Wednesday, June 29, 2011
In the next day or so, I will leave a few teams. Not because I don't care about my SparkFriends or the focus of the team, but for myself. I am on overload in far too many areas of my life and I need to take small steps towards restoring balance.
One team seems to need more involvement than I can fairly give. How can I help others when I am paddling backwards on my own Spark journey? I have gained nearly 10 pounds in the past 2+ weeks and I cannot let that continue.
In other news - the shoulder feels great. The wrist sprain is still there, but not nearly as painful. Worload is nuts, but I am so grateful to be working, I can't complain. Fires everywhere, including beautiful New Mexico (I grew up there). People are evacuating and abandoning their pets.
I could go on. We all have our own songs to sing about life!
Now it's time to log off and get some sleep!
As I drift off to sleep, I pray for the safety of the fire fighters and their support staff, I pray for rain and I pray for people and issues I care about. Thank you - gratitude is part of prayer and I am grateful for you.
Monday, June 27, 2011
I stepped on the scale this morning. Up again. Not so much from overeating as it is from under-exercising.
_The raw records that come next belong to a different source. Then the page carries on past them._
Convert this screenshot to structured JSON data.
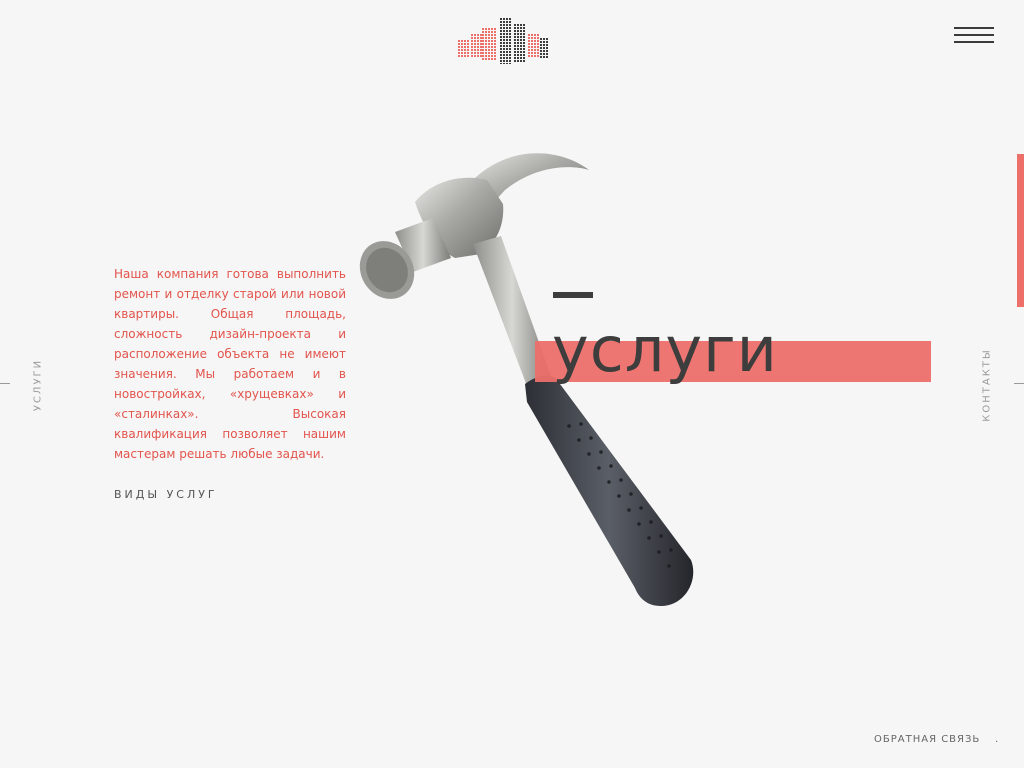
{
  "header": {
    "logo_icon": "buildings-logo-icon",
    "menu_icon": "hamburger-menu-icon"
  },
  "sidebar": {
    "left_label": "Услуги",
    "right_label": "Контакты"
  },
  "main": {
    "title": "услуги",
    "description": "Наша компания готова выполнить ремонт и отделку старой или новой квартиры. Общая площадь, сложность дизайн-проекта и расположение объекта не имеют значения. Мы работаем и в новостройках, «хрущевках» и «сталинках». Высокая квалификация позволяет нашим мастерам решать любые задачи.",
    "services_link": "Виды услуг",
    "image": "hammer-image"
  },
  "footer": {
    "feedback": "Обратная связь",
    "dot": "."
  },
  "colors": {
    "accent": "#ec6f6a",
    "accent_text": "#e2544c",
    "dark": "#3d3d3d",
    "background": "#f6f6f6"
  }
}
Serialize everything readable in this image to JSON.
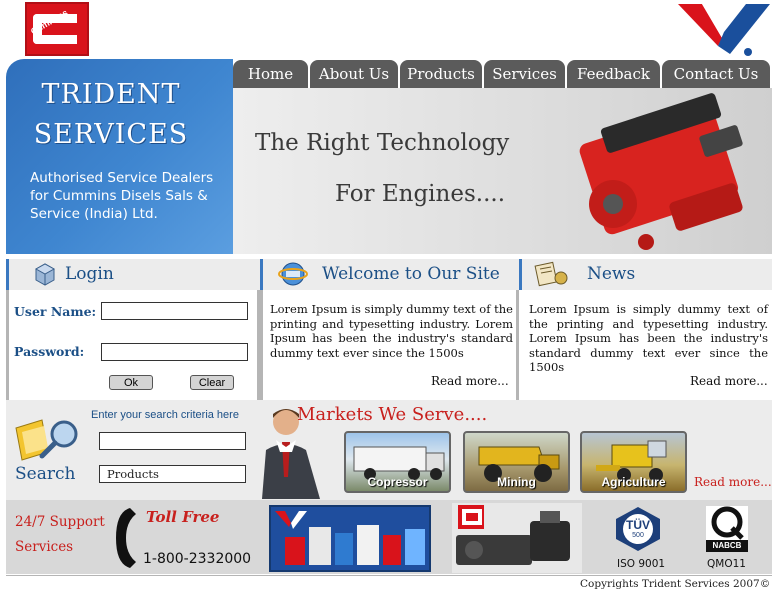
{
  "brand": {
    "cummins_logo_text": "Cummins",
    "trident_title_line1": "TRIDENT",
    "trident_title_line2": "SERVICES",
    "description": "Authorised Service Dealers for Cummins Disels Sals & Service (India) Ltd."
  },
  "nav": {
    "items": [
      "Home",
      "About Us",
      "Products",
      "Services",
      "Feedback",
      "Contact Us"
    ]
  },
  "banner": {
    "line1": "The Right Technology",
    "line2": "For Engines...."
  },
  "login": {
    "title": "Login",
    "username_label": "User Name:",
    "password_label": "Password:",
    "username_value": "",
    "password_value": "",
    "ok_label": "Ok",
    "clear_label": "Clear"
  },
  "welcome": {
    "title": "Welcome to Our Site",
    "body": "Lorem Ipsum is simply dummy text of the printing and typesetting industry. Lorem Ipsum has been the industry's standard dummy text ever since the 1500s",
    "read_more": "Read more..."
  },
  "news": {
    "title": "News",
    "body": "Lorem Ipsum is simply dummy text of the printing and typesetting industry. Lorem Ipsum has been the industry's standard dummy text ever since the 1500s",
    "read_more": "Read more..."
  },
  "search": {
    "hint": "Enter your search criteria here",
    "label": "Search",
    "query_value": "",
    "category_value": "Products"
  },
  "markets": {
    "title": "Markets We Serve....",
    "items": [
      "Copressor",
      "Mining",
      "Agriculture"
    ],
    "read_more": "Read more..."
  },
  "support": {
    "line1": "24/7 Support",
    "line2": "Services",
    "toll_free_label": "Toll Free",
    "phone": "1-800-2332000"
  },
  "certs": {
    "iso_badge": "TÜV",
    "iso_sub": "500",
    "iso_label": "ISO 9001",
    "nabcb_badge": "NABCB",
    "nabcb_label": "QMO11"
  },
  "footer": {
    "copyright": "Copyrights Trident Services 2007©"
  },
  "colors": {
    "accent_blue": "#1b4f86",
    "panel_blue": "#3f86d0",
    "nav_grey": "#5b5b5b",
    "brand_red": "#d9131b"
  }
}
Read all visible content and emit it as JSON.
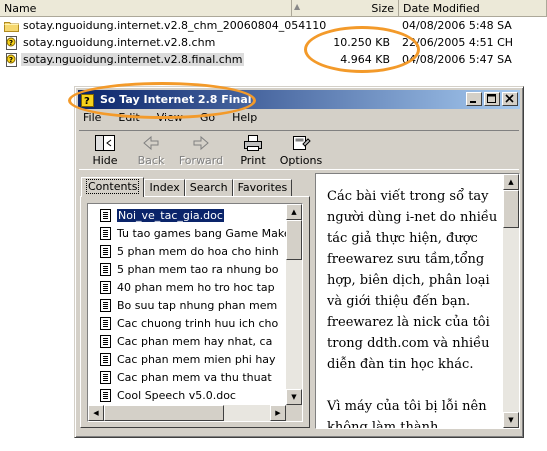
{
  "explorer": {
    "columns": {
      "name": "Name",
      "size": "Size",
      "date": "Date Modified"
    },
    "files": [
      {
        "icon": "folder-icon",
        "name": "sotay.nguoidung.internet.v2.8_chm_20060804_054110",
        "size": "",
        "date": "04/08/2006 5:48 SA"
      },
      {
        "icon": "chm-file-icon",
        "name": "sotay.nguoidung.internet.v2.8.chm",
        "size": "10.250 KB",
        "date": "22/06/2005 4:51 CH"
      },
      {
        "icon": "chm-file-icon",
        "name": "sotay.nguoidung.internet.v2.8.final.chm",
        "size": "4.964 KB",
        "date": "04/08/2006 5:47 SA"
      }
    ]
  },
  "help_window": {
    "title": "So Tay Internet 2.8 Final",
    "menu": [
      "File",
      "Edit",
      "View",
      "Go",
      "Help"
    ],
    "toolbar": [
      {
        "icon": "hide-icon",
        "label": "Hide",
        "enabled": true
      },
      {
        "icon": "back-arrow-icon",
        "label": "Back",
        "enabled": false
      },
      {
        "icon": "forward-arrow-icon",
        "label": "Forward",
        "enabled": false
      },
      {
        "icon": "printer-icon",
        "label": "Print",
        "enabled": true
      },
      {
        "icon": "options-icon",
        "label": "Options",
        "enabled": true
      }
    ],
    "tabs": [
      "Contents",
      "Index",
      "Search",
      "Favorites"
    ],
    "active_tab": "Contents",
    "toc_items": [
      "Noi_ve_tac_gia.doc",
      "Tu tao games bang Game Maker",
      "5 phan mem do hoa cho hinh",
      "5 phan mem tao ra nhung bo",
      "40 phan mem ho tro hoc tap",
      "Bo suu tap nhung phan mem",
      "Cac chuong trinh huu ich cho",
      "Cac phan mem hay nhat, ca",
      "Cac phan mem mien phi hay",
      "Cac phan mem va thu thuat",
      "Cool Speech v5.0.doc"
    ],
    "selected_toc_index": 0,
    "content_paragraphs": [
      "Các bài viết trong sổ tay người dùng i-net do nhiều tác giả thực hiện, được freewarez sưu tầm,tổng hợp, biên dịch, phân loại và giới thiệu đến bạn. freewarez là nick của tôi trong ddth.com và nhiều diễn đàn tin học khác.",
      "Vì máy của tôi bị lỗi nên không làm thành"
    ]
  },
  "colors": {
    "annotation_orange": "#f39a2a",
    "title_gradient_start": "#0a246a",
    "title_gradient_end": "#a6caf0",
    "window_face": "#d4d0c8"
  }
}
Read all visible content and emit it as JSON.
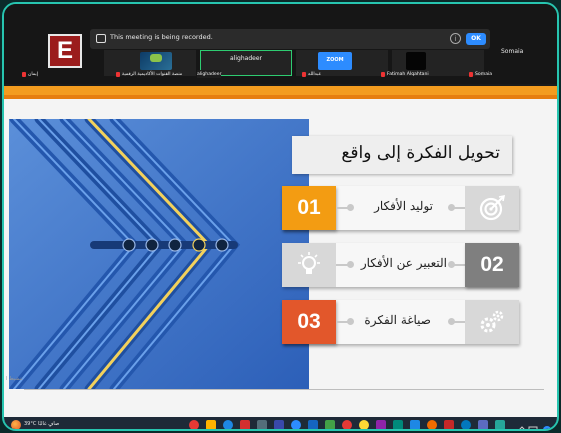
{
  "zoom": {
    "logo_letter": "E",
    "recording_notice": "This meeting is being recorded.",
    "info_symbol": "i",
    "ok_label": "OK",
    "tiles": [
      {
        "center_label": "",
        "name": "منصة القنوات الأكاديمية الرقمية"
      },
      {
        "center_label": "alighadeer",
        "name": "alighadeer"
      },
      {
        "center_label": "ZOOM",
        "name": "عبدالله"
      },
      {
        "center_label": "",
        "name": "Fatimah Alqahtani"
      },
      {
        "center_label": "Somaia",
        "name": "Somaia"
      }
    ],
    "left_name": "إيمان"
  },
  "slide": {
    "title": "تحويل الفكرة إلى واقع",
    "cards": [
      {
        "number": "01",
        "label": "توليد الأفكار",
        "color": "#f39c12",
        "icon": "target-icon"
      },
      {
        "number": "02",
        "label": "التعبير عن الأفكار",
        "color": "#7f7f7f",
        "icon": "lightbulb-icon"
      },
      {
        "number": "03",
        "label": "صياغة الفكرة",
        "color": "#e2572b",
        "icon": "gears-icon"
      }
    ],
    "watermark_text": "تنشيط ا"
  },
  "taskbar": {
    "weather": "39°C  صافٍ غالبًا"
  }
}
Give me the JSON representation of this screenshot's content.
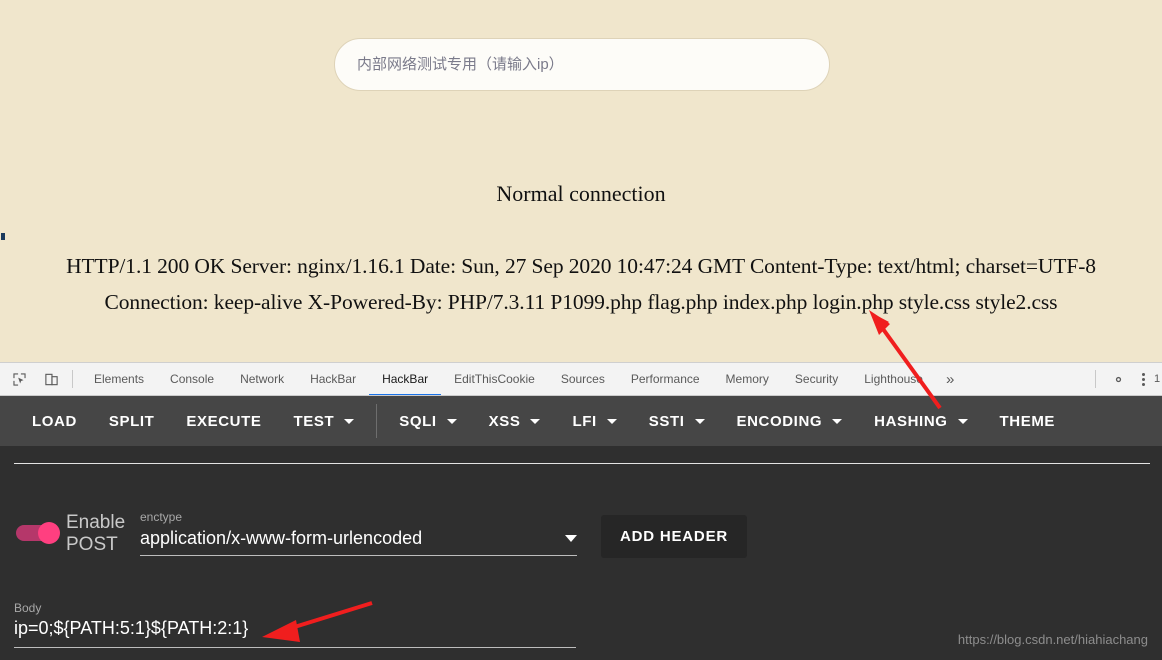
{
  "webpage": {
    "ip_input_placeholder": "内部网络测试专用（请输入ip）",
    "ip_input_value": "",
    "status_heading": "Normal connection",
    "response_text": "HTTP/1.1 200 OK Server: nginx/1.16.1 Date: Sun, 27 Sep 2020 10:47:24 GMT Content-Type: text/html; charset=UTF-8 Connection: keep-alive X-Powered-By: PHP/7.3.11 P1099.php flag.php index.php login.php style.css style2.css"
  },
  "devtools": {
    "tabs": [
      {
        "label": "Elements",
        "active": false
      },
      {
        "label": "Console",
        "active": false
      },
      {
        "label": "Network",
        "active": false
      },
      {
        "label": "HackBar",
        "active": false
      },
      {
        "label": "HackBar",
        "active": true
      },
      {
        "label": "EditThisCookie",
        "active": false
      },
      {
        "label": "Sources",
        "active": false
      },
      {
        "label": "Performance",
        "active": false
      },
      {
        "label": "Memory",
        "active": false
      },
      {
        "label": "Security",
        "active": false
      },
      {
        "label": "Lighthouse",
        "active": false
      }
    ],
    "more_glyph": "»",
    "edge_glyph": "1",
    "active_tab_color": "#1a73e8"
  },
  "hackbar": {
    "toolbar": [
      {
        "label": "LOAD",
        "has_caret": false,
        "divider_after": false
      },
      {
        "label": "SPLIT",
        "has_caret": false,
        "divider_after": false
      },
      {
        "label": "EXECUTE",
        "has_caret": false,
        "divider_after": false
      },
      {
        "label": "TEST",
        "has_caret": true,
        "divider_after": true
      },
      {
        "label": "SQLI",
        "has_caret": true,
        "divider_after": false
      },
      {
        "label": "XSS",
        "has_caret": true,
        "divider_after": false
      },
      {
        "label": "LFI",
        "has_caret": true,
        "divider_after": false
      },
      {
        "label": "SSTI",
        "has_caret": true,
        "divider_after": false
      },
      {
        "label": "ENCODING",
        "has_caret": true,
        "divider_after": false
      },
      {
        "label": "HASHING",
        "has_caret": true,
        "divider_after": false
      },
      {
        "label": "THEME",
        "has_caret": false,
        "divider_after": false
      }
    ],
    "post_toggle_label": "Enable POST",
    "post_toggle_on": true,
    "enctype_label": "enctype",
    "enctype_value": "application/x-www-form-urlencoded",
    "add_header_label": "ADD HEADER",
    "body_label": "Body",
    "body_value": "ip=0;${PATH:5:1}${PATH:2:1}",
    "toolbar_bg": "#464646",
    "panel_bg": "#2f2f2f",
    "toggle_color": "#ff3f80"
  },
  "watermark": "https://blog.csdn.net/hiahiachang",
  "annotation": {
    "arrow_color": "#f01e1e"
  }
}
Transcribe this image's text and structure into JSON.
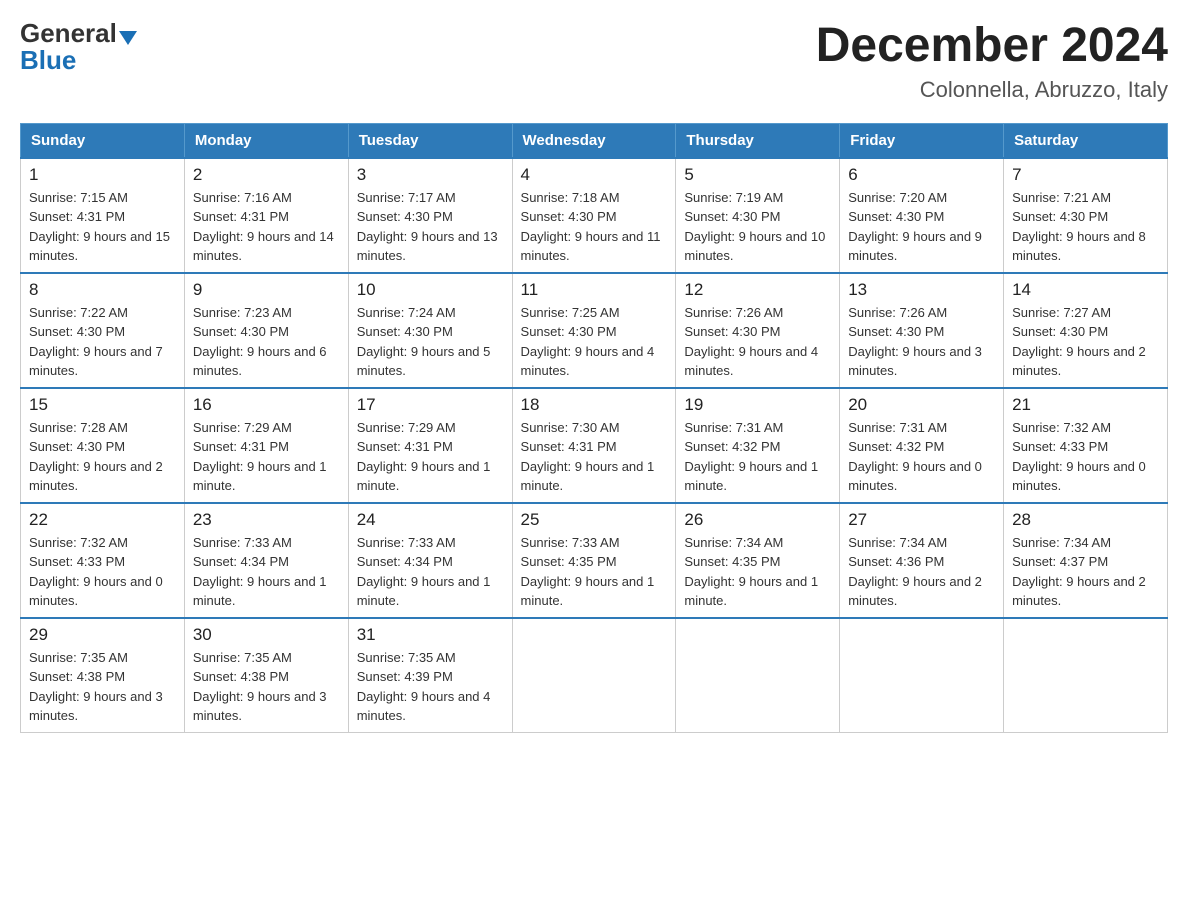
{
  "header": {
    "logo_general": "General",
    "logo_blue": "Blue",
    "title": "December 2024",
    "location": "Colonnella, Abruzzo, Italy"
  },
  "weekdays": [
    "Sunday",
    "Monday",
    "Tuesday",
    "Wednesday",
    "Thursday",
    "Friday",
    "Saturday"
  ],
  "weeks": [
    [
      {
        "day": "1",
        "sunrise": "7:15 AM",
        "sunset": "4:31 PM",
        "daylight": "9 hours and 15 minutes."
      },
      {
        "day": "2",
        "sunrise": "7:16 AM",
        "sunset": "4:31 PM",
        "daylight": "9 hours and 14 minutes."
      },
      {
        "day": "3",
        "sunrise": "7:17 AM",
        "sunset": "4:30 PM",
        "daylight": "9 hours and 13 minutes."
      },
      {
        "day": "4",
        "sunrise": "7:18 AM",
        "sunset": "4:30 PM",
        "daylight": "9 hours and 11 minutes."
      },
      {
        "day": "5",
        "sunrise": "7:19 AM",
        "sunset": "4:30 PM",
        "daylight": "9 hours and 10 minutes."
      },
      {
        "day": "6",
        "sunrise": "7:20 AM",
        "sunset": "4:30 PM",
        "daylight": "9 hours and 9 minutes."
      },
      {
        "day": "7",
        "sunrise": "7:21 AM",
        "sunset": "4:30 PM",
        "daylight": "9 hours and 8 minutes."
      }
    ],
    [
      {
        "day": "8",
        "sunrise": "7:22 AM",
        "sunset": "4:30 PM",
        "daylight": "9 hours and 7 minutes."
      },
      {
        "day": "9",
        "sunrise": "7:23 AM",
        "sunset": "4:30 PM",
        "daylight": "9 hours and 6 minutes."
      },
      {
        "day": "10",
        "sunrise": "7:24 AM",
        "sunset": "4:30 PM",
        "daylight": "9 hours and 5 minutes."
      },
      {
        "day": "11",
        "sunrise": "7:25 AM",
        "sunset": "4:30 PM",
        "daylight": "9 hours and 4 minutes."
      },
      {
        "day": "12",
        "sunrise": "7:26 AM",
        "sunset": "4:30 PM",
        "daylight": "9 hours and 4 minutes."
      },
      {
        "day": "13",
        "sunrise": "7:26 AM",
        "sunset": "4:30 PM",
        "daylight": "9 hours and 3 minutes."
      },
      {
        "day": "14",
        "sunrise": "7:27 AM",
        "sunset": "4:30 PM",
        "daylight": "9 hours and 2 minutes."
      }
    ],
    [
      {
        "day": "15",
        "sunrise": "7:28 AM",
        "sunset": "4:30 PM",
        "daylight": "9 hours and 2 minutes."
      },
      {
        "day": "16",
        "sunrise": "7:29 AM",
        "sunset": "4:31 PM",
        "daylight": "9 hours and 1 minute."
      },
      {
        "day": "17",
        "sunrise": "7:29 AM",
        "sunset": "4:31 PM",
        "daylight": "9 hours and 1 minute."
      },
      {
        "day": "18",
        "sunrise": "7:30 AM",
        "sunset": "4:31 PM",
        "daylight": "9 hours and 1 minute."
      },
      {
        "day": "19",
        "sunrise": "7:31 AM",
        "sunset": "4:32 PM",
        "daylight": "9 hours and 1 minute."
      },
      {
        "day": "20",
        "sunrise": "7:31 AM",
        "sunset": "4:32 PM",
        "daylight": "9 hours and 0 minutes."
      },
      {
        "day": "21",
        "sunrise": "7:32 AM",
        "sunset": "4:33 PM",
        "daylight": "9 hours and 0 minutes."
      }
    ],
    [
      {
        "day": "22",
        "sunrise": "7:32 AM",
        "sunset": "4:33 PM",
        "daylight": "9 hours and 0 minutes."
      },
      {
        "day": "23",
        "sunrise": "7:33 AM",
        "sunset": "4:34 PM",
        "daylight": "9 hours and 1 minute."
      },
      {
        "day": "24",
        "sunrise": "7:33 AM",
        "sunset": "4:34 PM",
        "daylight": "9 hours and 1 minute."
      },
      {
        "day": "25",
        "sunrise": "7:33 AM",
        "sunset": "4:35 PM",
        "daylight": "9 hours and 1 minute."
      },
      {
        "day": "26",
        "sunrise": "7:34 AM",
        "sunset": "4:35 PM",
        "daylight": "9 hours and 1 minute."
      },
      {
        "day": "27",
        "sunrise": "7:34 AM",
        "sunset": "4:36 PM",
        "daylight": "9 hours and 2 minutes."
      },
      {
        "day": "28",
        "sunrise": "7:34 AM",
        "sunset": "4:37 PM",
        "daylight": "9 hours and 2 minutes."
      }
    ],
    [
      {
        "day": "29",
        "sunrise": "7:35 AM",
        "sunset": "4:38 PM",
        "daylight": "9 hours and 3 minutes."
      },
      {
        "day": "30",
        "sunrise": "7:35 AM",
        "sunset": "4:38 PM",
        "daylight": "9 hours and 3 minutes."
      },
      {
        "day": "31",
        "sunrise": "7:35 AM",
        "sunset": "4:39 PM",
        "daylight": "9 hours and 4 minutes."
      },
      null,
      null,
      null,
      null
    ]
  ]
}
My shoulder and wrist sprain are much better, as is the tendonitis. I go in tomorrow for the follow-up appointment on the sprains.
The tape measure also gave unhappy numbers but there were some surprises.
I did not eat a balanced plate today despite better intentions. Good thing I get to try again tomorrow!
My pedometer's battery is dying and I won't be able to replace that before tomorrow's walk at the VA. I'll probably use the numbers I did last time I went there plus more because of the trip to the doctor and some other errands.
Still, I end the day in an upbeat fashion and will build on the foundation tomorrow.
Thanks for the SparkGoodies, the comments and all the support!